Leadership often relies on intuition, which psychologist Gerd Gigerenzer describes as an unconscious intelligence refined through experience. This instinct enables leaders to sift through vast amounts of data and make sound decisions. When intuition and data appear to conflict, identifying emotions like frustration or anxiety can provide the clarity needed for objective analysis.
Effective leaders create systems that blend analytical precision with intuitive judgement. They validate their data's reliability, encourage cross-disciplinary discussions to challenge assumptions, and foster an environment where team members feel safe voicing concerns. As Marc Dotson puts it:
"Data is not making the decision for you; it's just informing you so you can make the right decision".
In high-pressure situations where decisions carry significant weight, balancing detailed analysis with informed judgement is non-negotiable. Leaders who strike this balance turn data from a potential liability into a strategic advantage. For those looking to refine this approach, House of Birch offers tailored leadership advisory services that combine data insights with seasoned intuition.
FAQs
How do I choose KPIs that actually drive action?
To ensure KPIs effectively drive action, they should align closely with your organisation’s strategic goals and provide clear, actionable insights. Choose metrics that directly impact behaviour and inform decision-making, steering clear of excessive or irrelevant data points that may dilute focus. In fast-changing environments, it’s crucial to regularly evaluate and adjust KPIs to maintain their relevance, ensuring they continue to support objectives such as growth, operational efficiency, or risk mitigation.

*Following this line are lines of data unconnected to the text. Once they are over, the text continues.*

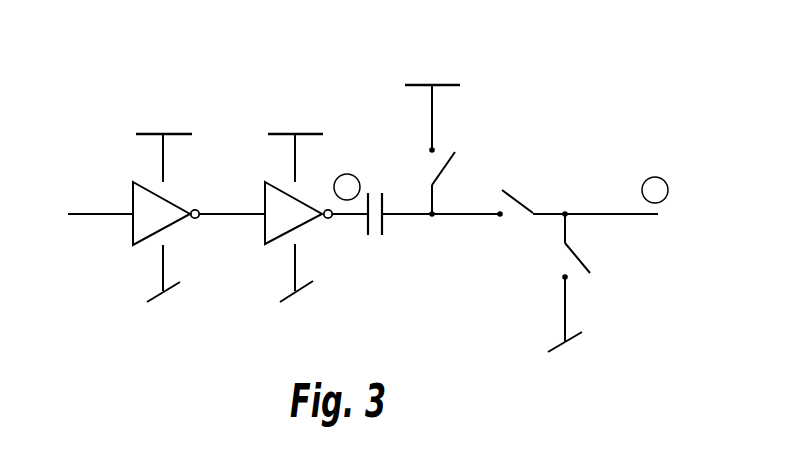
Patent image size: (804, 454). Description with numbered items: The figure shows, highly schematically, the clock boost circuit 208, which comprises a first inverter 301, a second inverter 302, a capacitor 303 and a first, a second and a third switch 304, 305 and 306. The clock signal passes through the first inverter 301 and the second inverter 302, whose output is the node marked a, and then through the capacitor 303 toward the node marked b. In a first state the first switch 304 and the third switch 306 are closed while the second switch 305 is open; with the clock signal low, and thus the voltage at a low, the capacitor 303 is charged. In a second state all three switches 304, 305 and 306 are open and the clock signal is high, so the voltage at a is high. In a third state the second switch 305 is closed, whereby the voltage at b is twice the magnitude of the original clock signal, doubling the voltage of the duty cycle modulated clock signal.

The clock boost circuit 208 is at (130, 73).
The first inverter 301 is at (132, 182).
The second inverter 302 is at (305, 223).
The capacitor 303 is at (383, 225).
The first switch 304 is at (450, 164).
The second switch 305 is at (517, 198).
The third switch 306 is at (585, 262).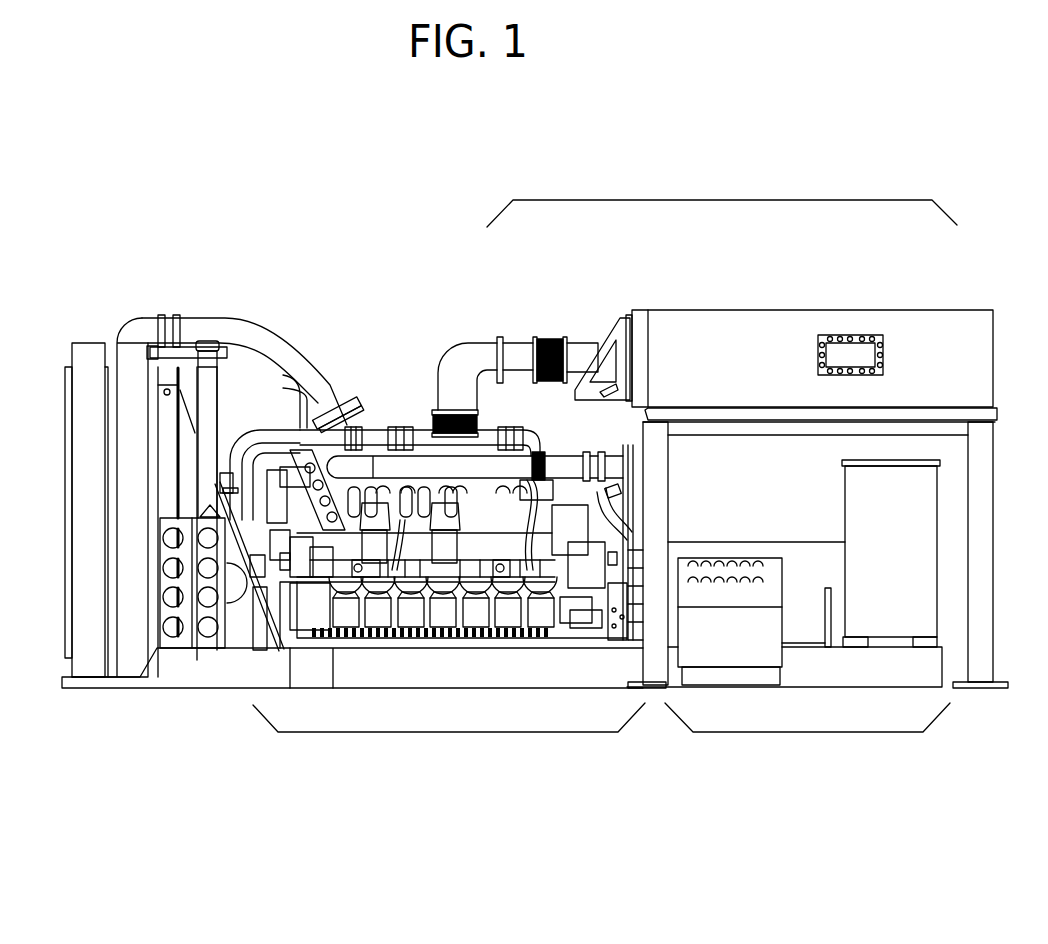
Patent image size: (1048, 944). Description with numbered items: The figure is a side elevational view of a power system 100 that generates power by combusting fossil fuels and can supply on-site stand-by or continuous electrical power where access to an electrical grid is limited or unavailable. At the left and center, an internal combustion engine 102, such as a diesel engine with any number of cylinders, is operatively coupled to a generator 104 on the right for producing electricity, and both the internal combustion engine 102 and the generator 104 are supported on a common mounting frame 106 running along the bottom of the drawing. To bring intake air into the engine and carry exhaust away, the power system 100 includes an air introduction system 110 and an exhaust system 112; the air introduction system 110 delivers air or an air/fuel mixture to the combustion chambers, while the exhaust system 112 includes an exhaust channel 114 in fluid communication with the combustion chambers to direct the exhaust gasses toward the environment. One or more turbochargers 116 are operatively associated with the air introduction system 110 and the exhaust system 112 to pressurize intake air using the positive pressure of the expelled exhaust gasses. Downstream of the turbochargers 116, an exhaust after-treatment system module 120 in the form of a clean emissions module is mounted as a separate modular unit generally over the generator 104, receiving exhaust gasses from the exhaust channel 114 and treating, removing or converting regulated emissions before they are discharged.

The power system 100 is at (398, 230).
The internal combustion engine 102 is at (450, 732).
The generator 104 is at (817, 732).
The common mounting frame 106 is at (188, 673).
The air introduction system 110 is at (545, 455).
The exhaust system 112 is at (737, 200).
The exhaust channel 114 is at (448, 349).
The turbocharger 116 is at (408, 447).
The exhaust after-treatment system module 120 is at (681, 298).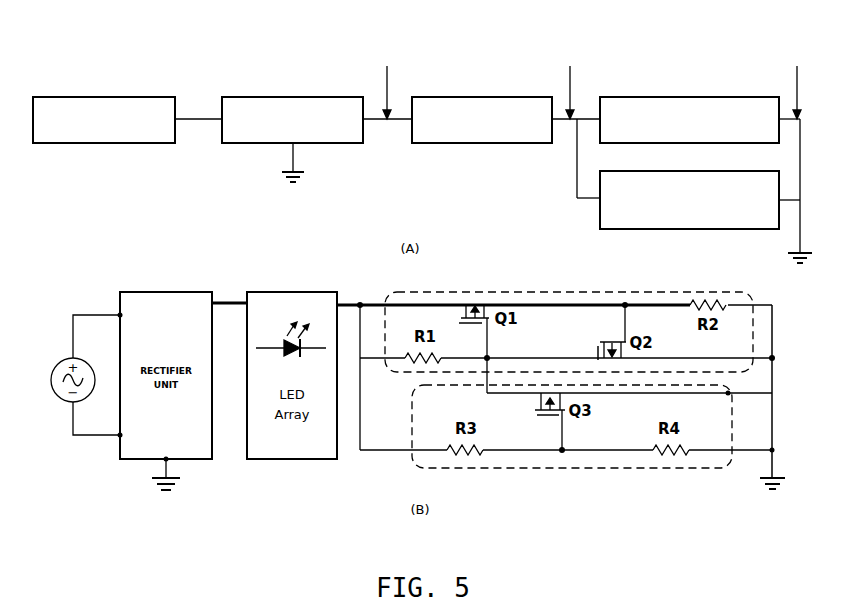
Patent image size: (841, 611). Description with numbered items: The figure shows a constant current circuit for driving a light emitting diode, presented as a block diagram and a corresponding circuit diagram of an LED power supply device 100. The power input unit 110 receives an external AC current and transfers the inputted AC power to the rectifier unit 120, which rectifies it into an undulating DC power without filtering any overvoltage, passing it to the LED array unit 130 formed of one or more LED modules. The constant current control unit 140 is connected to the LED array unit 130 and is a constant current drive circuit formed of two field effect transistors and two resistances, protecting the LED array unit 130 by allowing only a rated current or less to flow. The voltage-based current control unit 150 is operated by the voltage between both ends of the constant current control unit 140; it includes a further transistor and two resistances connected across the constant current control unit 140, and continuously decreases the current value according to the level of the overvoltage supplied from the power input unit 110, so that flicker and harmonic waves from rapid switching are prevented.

How can we prove causation without running an RCT?
Causation can still be established without relying on randomised controlled trials (RCTs) by employing alternative methods such as quasi-experiments, observational data analysis, and causal inference frameworks. Techniques like directed acyclic graphs, potential outcomes, and structural equations play a key role in estimating causal effects while accounting for confounding variables. These approaches offer valuable insights, particularly in situations where conducting RCTs is either impractical or impossible.
What’s the fastest way to break down data silos safely?
To dismantle data silos effectively and securely, organisations should reconsider how information moves between their systems. Implementing unified data pipelines and leveraging integration tools can bridge disconnected platforms. By focusing on data security and consistency, teams can collaborate efficiently without risking the integrity or confidentiality of sensitive data.